In the mid-60's Emily Armstrong had musical experiences that shaped her adult life. She saw the Beatles and Rolling Stone's first American performances, and caught Jimmy James (later to become Jimi Hendrix) playing guitar with his teeth at the Cafe Wha? She spent her weekends at the Fillmore East, and in 1971, moved to the East Village. As commercial rock and roll reached an overproduced nadir, she found her way to CBGB's and the burgeoning NYC punk rock scene.
In the mid 70’s, the early days of cable television, Emily Armstrong ran the Public Access Channels C and D at Manhattan Cable TV. She assisted astrologers, pornographers, churches, witches, Boy Scout troops, gay rights groups, and wanna-be celebrities in the scheduling, production and promotion of their Cable TV programs.
At MCTV Emily met Pat Ivers and joined forces with her to videotape bands at CBGB's. Pat and Emily documented the full spectrum of music that was at the time lumped under the label "punk rock" and presented those live performances to NYC on their weekly TV show NIGHTCLUBBING, at weekly screenings at the Anthology Film Archives and at museums in the USA and Europe.
During the 1980's Emily designed and ran the Professional Video Training Program (PROVIT), which retrained thousands of NYC trade union media professionals in new digital technologies. She also worked as a NY Foundation for the Arts Video Artist-In-Residence in the NYC public school system.
Emily still lives on the Lower East side with her husband and two children. She was co-founder of the East Third Street Community Garden, the founding PTA President of the Neighborhood School and NEST+m school and is currently a member of LES Dwellers Block Association, the St. Brigid School Advisory Board and a Trustee of the Bridgewater Center Cemetery.
In 1969, Pat Ivers was a teenager working on an assembly line in a factory in Philadelphia making catalogues for an auto parts company. Stealing out to the back stairs on breaks, she would listen to her transistor radio, tuned to the underground radio station and dream of an escape. One year later she did, moving to New York to attend film school.. But she soon dropped out, lived on a commune and then traveled to Afghanistan and Nepal, photographing everything. Returning in 1973, she worked at Manhattan Cable's Public Access Department and began experimenting with the emerging technology of portable video.
Then, one night in 1974, she saw Patti Smith and Television at Max's Kansas City. Everything changed. Plunging head long into the downtown scene, she went to CBGB's most nights, worked with video artists like Nam June Paik during the day and, in 1975, began to document the music she loved, first with a loose video collective, Metropolis Video and then with Emily Armstrong.

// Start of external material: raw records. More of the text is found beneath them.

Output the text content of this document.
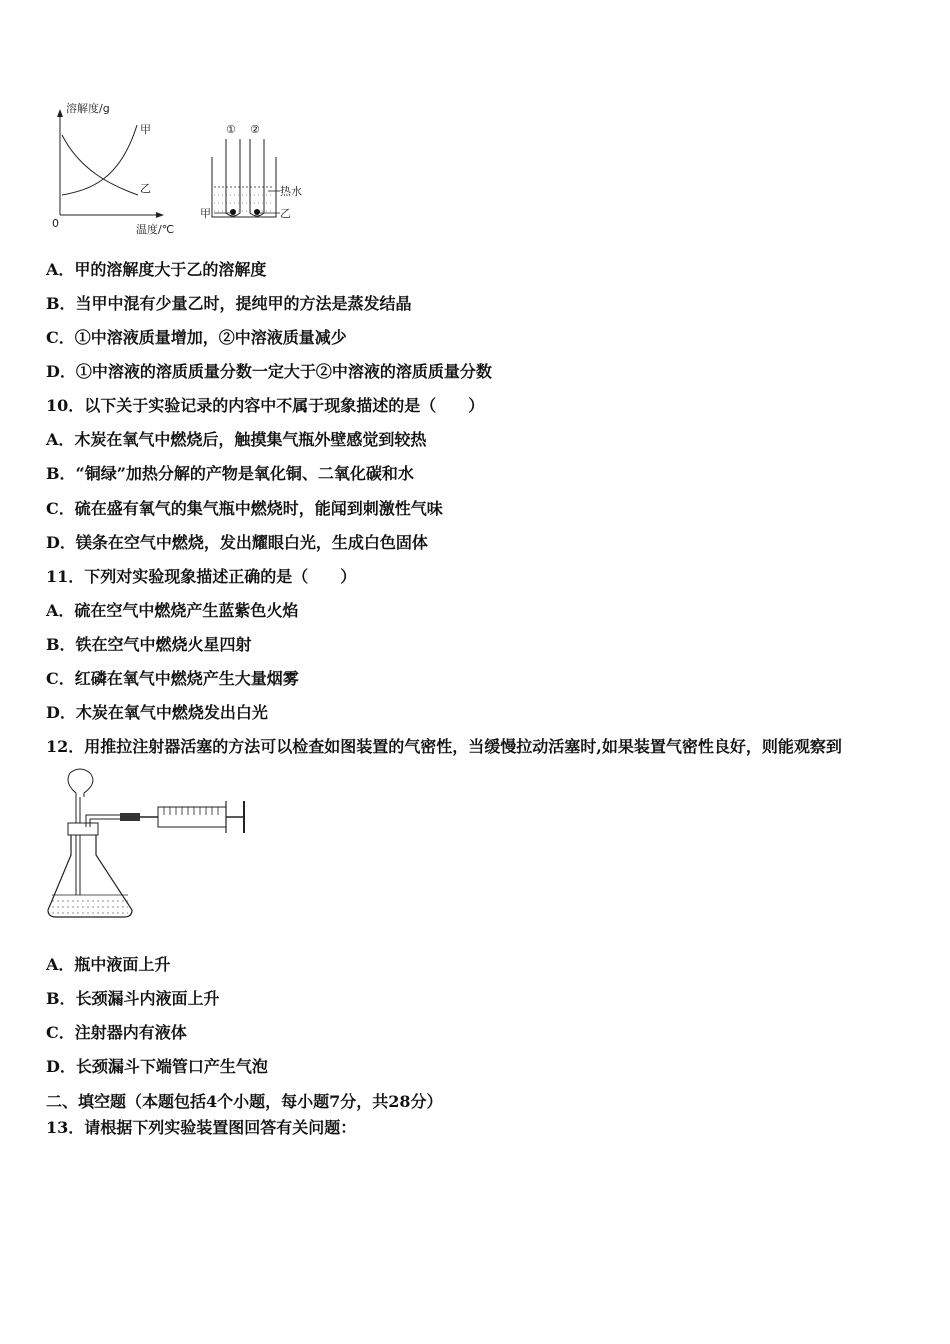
溶解度/g
温度/℃
0
甲
乙
① ②
热水
甲	乙
A．甲的溶解度大于乙的溶解度
B．当甲中混有少量乙时，提纯甲的方法是蒸发结晶
C．①中溶液质量增加，②中溶液质量减少
D．①中溶液的溶质质量分数一定大于②中溶液的溶质质量分数
10．以下关于实验记录的内容中不属于现象描述的是（　　）
A．木炭在氧气中燃烧后，触摸集气瓶外壁感觉到较热
B．“铜绿”加热分解的产物是氧化铜、二氧化碳和水
C．硫在盛有氧气的集气瓶中燃烧时，能闻到刺激性气味
D．镁条在空气中燃烧，发出耀眼白光，生成白色固体
11．下列对实验现象描述正确的是（　　）
A．硫在空气中燃烧产生蓝紫色火焰
B．铁在空气中燃烧火星四射
C．红磷在氧气中燃烧产生大量烟雾
D．木炭在氧气中燃烧发出白光
12．用推拉注射器活塞的方法可以检查如图装置的气密性，当缓慢拉动活塞时,如果装置气密性良好，则能观察到
A．瓶中液面上升
B．长颈漏斗内液面上升
C．注射器内有液体
D．长颈漏斗下端管口产生气泡
二、填空题（本题包括4个小题，每小题7分，共28分）
13．请根据下列实验装置图回答有关问题：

Together, they shot everyone and everywhere. In 1980, they designed the Video Lounge at Danceteria. They shot the musicians who played there nightly, and as VJ’s, anticipated You Tube, and MTV, mixing their own video archive of bands and found footage and video art produced by their friends.
During the 80s, Pat launched a Video Program at City University of New York and traveled extensively. In the 90's she worked for ABC Sports, including twelve years with Monday Night Football. She is currently an Emmy Award winning Producer/Editor at WPIX News at 10. She still lives on the Lower East Side.